A caveat with this is that we don't want to force updating the SDL canvas if the screen state hasn't changed. Remember that the CPU will call our callback after each instruction, and most of the time those instructions have nothing to do with the screen. Meanwhile, updating the canvas is a heavy operation.

We can keep track of the screen state by creating a temp buffer that will be populated from the screen state. Only in the case of screen changes, we would update SDL canvas.

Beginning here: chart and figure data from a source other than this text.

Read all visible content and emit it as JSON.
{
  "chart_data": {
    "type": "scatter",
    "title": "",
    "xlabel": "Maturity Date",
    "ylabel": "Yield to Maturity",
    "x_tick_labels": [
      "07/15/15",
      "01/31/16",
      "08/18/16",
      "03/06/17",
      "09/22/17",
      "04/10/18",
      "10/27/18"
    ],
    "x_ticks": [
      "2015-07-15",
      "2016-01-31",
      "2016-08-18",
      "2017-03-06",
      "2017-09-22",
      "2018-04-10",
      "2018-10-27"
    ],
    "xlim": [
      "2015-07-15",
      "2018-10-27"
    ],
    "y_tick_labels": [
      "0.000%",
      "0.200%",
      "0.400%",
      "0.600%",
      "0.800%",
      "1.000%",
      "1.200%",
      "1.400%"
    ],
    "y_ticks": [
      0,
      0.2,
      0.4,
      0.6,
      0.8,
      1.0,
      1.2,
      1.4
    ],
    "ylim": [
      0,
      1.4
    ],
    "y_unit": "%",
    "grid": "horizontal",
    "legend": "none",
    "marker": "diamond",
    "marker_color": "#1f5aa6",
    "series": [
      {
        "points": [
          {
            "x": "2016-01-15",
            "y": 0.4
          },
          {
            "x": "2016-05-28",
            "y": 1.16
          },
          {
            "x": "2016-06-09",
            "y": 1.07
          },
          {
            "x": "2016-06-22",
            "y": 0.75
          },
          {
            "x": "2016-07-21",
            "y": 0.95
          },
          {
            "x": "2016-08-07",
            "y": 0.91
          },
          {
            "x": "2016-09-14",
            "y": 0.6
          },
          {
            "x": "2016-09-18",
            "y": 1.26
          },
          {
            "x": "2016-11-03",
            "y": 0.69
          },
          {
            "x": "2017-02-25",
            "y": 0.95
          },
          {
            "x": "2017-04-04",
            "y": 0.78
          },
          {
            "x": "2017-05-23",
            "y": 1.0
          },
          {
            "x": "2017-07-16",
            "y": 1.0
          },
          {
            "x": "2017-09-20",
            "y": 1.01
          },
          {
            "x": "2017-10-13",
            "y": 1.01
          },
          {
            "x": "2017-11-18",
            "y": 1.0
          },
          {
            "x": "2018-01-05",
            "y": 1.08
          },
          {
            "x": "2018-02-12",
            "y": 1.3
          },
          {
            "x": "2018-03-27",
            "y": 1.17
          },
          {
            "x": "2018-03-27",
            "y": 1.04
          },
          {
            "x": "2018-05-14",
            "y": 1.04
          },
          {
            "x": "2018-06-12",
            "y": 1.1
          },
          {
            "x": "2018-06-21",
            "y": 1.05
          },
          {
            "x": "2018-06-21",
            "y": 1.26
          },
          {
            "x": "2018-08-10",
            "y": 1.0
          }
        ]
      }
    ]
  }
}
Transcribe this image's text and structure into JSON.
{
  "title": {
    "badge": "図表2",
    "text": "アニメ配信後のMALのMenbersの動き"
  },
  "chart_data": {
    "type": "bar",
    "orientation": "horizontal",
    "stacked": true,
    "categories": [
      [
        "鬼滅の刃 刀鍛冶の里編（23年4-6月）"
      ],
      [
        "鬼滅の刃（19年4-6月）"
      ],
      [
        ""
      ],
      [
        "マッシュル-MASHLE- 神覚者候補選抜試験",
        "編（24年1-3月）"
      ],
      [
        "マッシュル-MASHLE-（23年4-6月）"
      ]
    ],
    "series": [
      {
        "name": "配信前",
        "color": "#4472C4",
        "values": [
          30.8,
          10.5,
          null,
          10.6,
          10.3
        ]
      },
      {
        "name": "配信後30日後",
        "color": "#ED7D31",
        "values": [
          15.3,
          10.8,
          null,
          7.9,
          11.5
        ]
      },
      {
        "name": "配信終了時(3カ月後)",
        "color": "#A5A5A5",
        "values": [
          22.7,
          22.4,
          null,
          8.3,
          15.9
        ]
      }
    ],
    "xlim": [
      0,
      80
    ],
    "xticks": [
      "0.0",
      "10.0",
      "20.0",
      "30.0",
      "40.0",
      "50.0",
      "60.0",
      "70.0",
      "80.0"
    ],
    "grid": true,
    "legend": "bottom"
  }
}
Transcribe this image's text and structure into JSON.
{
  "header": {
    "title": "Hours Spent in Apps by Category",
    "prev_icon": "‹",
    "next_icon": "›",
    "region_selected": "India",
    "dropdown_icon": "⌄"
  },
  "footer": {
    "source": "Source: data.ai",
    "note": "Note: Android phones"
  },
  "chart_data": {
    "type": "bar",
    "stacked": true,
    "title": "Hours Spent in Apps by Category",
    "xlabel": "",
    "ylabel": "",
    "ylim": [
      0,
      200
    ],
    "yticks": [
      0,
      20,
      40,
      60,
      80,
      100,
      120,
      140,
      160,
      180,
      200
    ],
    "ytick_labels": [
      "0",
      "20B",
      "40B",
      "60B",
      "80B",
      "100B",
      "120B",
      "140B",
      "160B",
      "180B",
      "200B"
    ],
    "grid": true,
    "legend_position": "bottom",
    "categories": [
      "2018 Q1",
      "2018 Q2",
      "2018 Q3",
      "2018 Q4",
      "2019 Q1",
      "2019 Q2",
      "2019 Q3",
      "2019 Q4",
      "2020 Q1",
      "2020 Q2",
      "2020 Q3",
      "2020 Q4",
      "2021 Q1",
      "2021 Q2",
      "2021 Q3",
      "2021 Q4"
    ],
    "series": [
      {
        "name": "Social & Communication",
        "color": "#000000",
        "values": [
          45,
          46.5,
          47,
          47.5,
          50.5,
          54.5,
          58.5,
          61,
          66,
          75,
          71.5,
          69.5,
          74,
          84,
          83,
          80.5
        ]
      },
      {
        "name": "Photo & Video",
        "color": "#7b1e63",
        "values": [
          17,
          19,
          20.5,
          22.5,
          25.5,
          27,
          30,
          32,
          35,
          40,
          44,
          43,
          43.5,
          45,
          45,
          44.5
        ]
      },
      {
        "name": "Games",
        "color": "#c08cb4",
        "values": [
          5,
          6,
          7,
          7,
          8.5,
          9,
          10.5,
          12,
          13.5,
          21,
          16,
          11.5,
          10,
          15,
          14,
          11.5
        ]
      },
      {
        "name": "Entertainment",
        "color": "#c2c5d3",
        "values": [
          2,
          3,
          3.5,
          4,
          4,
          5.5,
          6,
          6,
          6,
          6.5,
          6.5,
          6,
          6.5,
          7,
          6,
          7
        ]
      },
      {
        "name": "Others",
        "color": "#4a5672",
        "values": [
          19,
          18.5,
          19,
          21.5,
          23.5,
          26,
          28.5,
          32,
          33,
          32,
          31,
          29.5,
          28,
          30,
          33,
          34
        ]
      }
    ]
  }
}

#![allow(unused_variables)]
fn main() {
fn read_screen_state(cpu: &CPU, frame: &mut [u8; 32 * 3 * 32]) -> bool {
   let mut frame_idx = 0;
   let mut update = false;
   for i in 0x0200..0x600 {
       let color_idx = cpu.mem_read(i as u16);
       let (b1, b2, b3) = color(color_idx).rgb();
       if frame[frame_idx] != b1 || frame[frame_idx + 1] != b2 || frame[frame_idx + 2] != b3 {
           frame[frame_idx] = b1;
           frame[frame_idx + 1] = b2;
           frame[frame_idx + 2] = b3;
           update = true;
       }
       frame_idx += 3;
   }
   update
}
}

And the game loop becomes:

fn main() {
// ...init sdl
// ...load program

   let mut screen_state = [0 as u8; 32 * 3 * 32];
   let mut rng = rand::thread_rng();

   cpu.run_with_callback(move |cpu| {
       handle_user_input(cpu, &mut event_pump);
       cpu.mem_write(0xfe, rng.gen_range(1, 16));

       if read_screen_state(cpu, &mut screen_state) {
           texture.update(None, &screen_state, 32 * 3).unwrap();
           canvas.copy(&texture, None, None).unwrap();
           canvas.present();
       }

       ::std::thread::sleep(std::time::Duration::new(0, 70_000));
   });
}

The last sleep statement was added to slow things down so that the game runs at a playable pace.

And there you have it, the first game running on our emulator.